Costruì un ospedale vicino a una discarica. Glielo lasciarono fare perché un altro abuso, quella Milano "2" rubata, fuor di metafora, all'agricoltura avrebbe così avuto ospedale (e persino metrò e università) confinanti. Il colosso che col monte Tabor non c'entra un tubo viene osannato come centro innovativo, di studi e insomma il tipico corredo del barlafuss. Come se sia giusto che, dismettendo lo Stato la ricerca, siano poi enti privati (con chissà quale etica epistemologica) a condurlo, guarda caso con finanziamenti pubblici(!) che magari giungono per vie traverse.

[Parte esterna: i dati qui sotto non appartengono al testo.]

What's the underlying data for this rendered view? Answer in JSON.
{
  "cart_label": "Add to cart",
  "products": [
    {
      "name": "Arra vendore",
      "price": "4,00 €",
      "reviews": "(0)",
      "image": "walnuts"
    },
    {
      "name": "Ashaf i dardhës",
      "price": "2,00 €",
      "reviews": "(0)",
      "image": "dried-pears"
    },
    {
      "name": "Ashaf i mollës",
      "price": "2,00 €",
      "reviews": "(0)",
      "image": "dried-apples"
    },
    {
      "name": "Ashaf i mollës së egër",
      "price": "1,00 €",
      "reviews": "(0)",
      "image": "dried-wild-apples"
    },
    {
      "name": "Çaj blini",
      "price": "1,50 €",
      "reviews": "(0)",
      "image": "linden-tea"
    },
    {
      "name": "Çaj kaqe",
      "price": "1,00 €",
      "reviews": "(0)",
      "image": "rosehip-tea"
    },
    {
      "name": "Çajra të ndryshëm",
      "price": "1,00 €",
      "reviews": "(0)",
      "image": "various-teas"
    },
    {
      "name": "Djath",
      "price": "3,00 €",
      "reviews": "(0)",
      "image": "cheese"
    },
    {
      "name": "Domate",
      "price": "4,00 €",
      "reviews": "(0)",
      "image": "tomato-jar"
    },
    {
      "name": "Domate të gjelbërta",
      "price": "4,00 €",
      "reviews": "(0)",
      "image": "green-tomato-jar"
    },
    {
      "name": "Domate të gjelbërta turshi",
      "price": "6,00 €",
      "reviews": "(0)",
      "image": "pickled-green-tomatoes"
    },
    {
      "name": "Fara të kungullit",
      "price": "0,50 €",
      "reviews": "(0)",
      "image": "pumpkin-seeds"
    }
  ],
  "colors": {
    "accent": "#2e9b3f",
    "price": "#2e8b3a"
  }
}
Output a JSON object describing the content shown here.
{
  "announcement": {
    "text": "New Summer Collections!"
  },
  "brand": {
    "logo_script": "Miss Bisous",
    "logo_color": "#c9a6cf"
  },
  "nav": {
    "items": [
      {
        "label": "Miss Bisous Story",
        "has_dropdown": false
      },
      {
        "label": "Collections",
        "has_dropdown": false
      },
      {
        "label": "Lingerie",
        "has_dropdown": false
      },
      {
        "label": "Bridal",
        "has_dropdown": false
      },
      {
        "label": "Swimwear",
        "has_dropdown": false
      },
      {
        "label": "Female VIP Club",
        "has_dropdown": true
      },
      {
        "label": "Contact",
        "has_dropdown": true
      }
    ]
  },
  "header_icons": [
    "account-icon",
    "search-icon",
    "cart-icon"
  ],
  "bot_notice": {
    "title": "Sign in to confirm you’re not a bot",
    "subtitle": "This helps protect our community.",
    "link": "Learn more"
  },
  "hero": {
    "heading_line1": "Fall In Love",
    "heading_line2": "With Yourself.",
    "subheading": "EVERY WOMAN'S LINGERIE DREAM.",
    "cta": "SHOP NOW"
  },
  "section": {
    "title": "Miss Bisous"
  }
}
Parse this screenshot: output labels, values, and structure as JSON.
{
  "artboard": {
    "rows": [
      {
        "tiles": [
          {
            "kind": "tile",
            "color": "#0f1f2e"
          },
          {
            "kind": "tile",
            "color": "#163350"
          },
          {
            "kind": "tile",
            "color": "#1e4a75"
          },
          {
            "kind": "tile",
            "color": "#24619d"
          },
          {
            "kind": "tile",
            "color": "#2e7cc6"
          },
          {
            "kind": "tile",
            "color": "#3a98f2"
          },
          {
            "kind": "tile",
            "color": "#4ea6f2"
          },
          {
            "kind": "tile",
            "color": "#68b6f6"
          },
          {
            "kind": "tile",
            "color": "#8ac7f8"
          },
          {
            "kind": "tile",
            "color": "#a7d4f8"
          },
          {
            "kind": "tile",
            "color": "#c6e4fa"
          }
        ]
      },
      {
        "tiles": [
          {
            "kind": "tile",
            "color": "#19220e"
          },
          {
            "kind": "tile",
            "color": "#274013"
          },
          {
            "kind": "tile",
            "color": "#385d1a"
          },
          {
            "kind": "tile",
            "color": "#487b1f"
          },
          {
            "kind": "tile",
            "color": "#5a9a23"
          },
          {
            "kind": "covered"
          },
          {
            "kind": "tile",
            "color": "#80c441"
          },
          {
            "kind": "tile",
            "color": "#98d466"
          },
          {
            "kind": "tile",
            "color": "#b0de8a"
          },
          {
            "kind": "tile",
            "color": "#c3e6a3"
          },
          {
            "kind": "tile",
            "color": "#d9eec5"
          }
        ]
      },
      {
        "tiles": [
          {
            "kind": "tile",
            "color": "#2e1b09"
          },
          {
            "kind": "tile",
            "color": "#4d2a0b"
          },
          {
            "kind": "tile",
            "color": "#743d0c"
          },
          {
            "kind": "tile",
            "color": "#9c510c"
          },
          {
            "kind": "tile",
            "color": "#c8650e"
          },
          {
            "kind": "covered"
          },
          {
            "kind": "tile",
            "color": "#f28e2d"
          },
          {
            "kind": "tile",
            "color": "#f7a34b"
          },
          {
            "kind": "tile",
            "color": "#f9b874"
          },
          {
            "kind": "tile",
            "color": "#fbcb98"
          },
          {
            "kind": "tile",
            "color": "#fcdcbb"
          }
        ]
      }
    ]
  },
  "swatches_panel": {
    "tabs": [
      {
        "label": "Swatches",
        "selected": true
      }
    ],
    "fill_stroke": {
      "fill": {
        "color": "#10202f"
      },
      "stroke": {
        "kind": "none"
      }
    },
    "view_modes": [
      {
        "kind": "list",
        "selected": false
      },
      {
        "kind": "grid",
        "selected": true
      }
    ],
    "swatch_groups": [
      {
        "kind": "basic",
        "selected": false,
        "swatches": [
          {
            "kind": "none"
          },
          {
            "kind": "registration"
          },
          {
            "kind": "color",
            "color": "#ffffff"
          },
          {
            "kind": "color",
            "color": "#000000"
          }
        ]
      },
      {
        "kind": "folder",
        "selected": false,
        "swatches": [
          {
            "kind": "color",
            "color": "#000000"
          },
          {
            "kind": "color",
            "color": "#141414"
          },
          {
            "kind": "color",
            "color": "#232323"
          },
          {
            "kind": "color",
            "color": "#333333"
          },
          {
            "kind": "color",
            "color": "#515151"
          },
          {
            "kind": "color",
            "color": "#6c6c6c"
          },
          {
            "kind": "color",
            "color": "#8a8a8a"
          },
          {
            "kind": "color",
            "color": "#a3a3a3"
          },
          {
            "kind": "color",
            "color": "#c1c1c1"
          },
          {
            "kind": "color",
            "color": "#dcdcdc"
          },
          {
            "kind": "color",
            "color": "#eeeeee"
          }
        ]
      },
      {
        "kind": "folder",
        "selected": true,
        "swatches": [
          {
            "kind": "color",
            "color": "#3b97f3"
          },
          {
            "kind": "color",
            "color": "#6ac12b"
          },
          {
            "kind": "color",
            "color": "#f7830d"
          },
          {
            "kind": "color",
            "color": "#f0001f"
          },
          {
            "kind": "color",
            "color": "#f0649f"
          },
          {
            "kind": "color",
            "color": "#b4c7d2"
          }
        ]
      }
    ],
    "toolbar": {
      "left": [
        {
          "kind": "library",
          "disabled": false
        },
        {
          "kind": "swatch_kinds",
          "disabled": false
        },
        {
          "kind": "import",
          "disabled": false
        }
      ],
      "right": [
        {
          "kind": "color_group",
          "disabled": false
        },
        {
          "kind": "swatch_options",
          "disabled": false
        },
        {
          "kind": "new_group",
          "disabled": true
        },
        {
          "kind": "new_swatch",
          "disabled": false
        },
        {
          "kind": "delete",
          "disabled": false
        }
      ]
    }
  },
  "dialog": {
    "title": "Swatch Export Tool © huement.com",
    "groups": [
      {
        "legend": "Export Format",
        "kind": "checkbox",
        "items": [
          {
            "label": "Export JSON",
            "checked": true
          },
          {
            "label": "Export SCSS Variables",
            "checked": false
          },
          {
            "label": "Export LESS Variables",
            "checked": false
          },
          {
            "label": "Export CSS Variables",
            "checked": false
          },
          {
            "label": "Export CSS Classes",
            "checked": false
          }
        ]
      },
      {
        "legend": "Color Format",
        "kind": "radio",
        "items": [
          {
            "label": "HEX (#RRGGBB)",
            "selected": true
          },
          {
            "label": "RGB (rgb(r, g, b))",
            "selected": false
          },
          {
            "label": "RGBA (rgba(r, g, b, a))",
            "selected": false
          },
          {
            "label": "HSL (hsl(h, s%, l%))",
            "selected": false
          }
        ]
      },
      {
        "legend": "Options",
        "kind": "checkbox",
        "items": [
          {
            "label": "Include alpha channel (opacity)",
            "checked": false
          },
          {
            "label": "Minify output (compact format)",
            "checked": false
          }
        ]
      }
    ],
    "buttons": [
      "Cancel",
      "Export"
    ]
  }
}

Sara De Santis su "Cronache laiche" ha scritto quanto mai bene su Verzé. Bene nel senso collettivo, per cui questo modello, osserva l'autrice, sarebbe da abbandonare. Si è già parlato persino di prostituzione pedofila e certo le Olgettine, con la comparsa della Minetti, chef entreneuse, gettano ombre da peggio magnaccia sulla figura del don.
Per un santo che si faceva calpestare, troppi hanno calpestato la santità come mercanti nel tempio. Qui non si tratta proprio di fede. E i soliti, malefici e satanici servizi segreti?
Ma in Italia si fa così, si prostituisce qualsiasi cosa pur di fare affaroni. Don Verzé e, per dire, Tabacci sono due facce della stessa medaglia: doppiogioco, corruzione e profitto elitario a scapito del collettivo. 
Non credo in dio e un po' mi dispiace: l'inferno sarebbe il posto ideale per demoni come Luigi Verzé.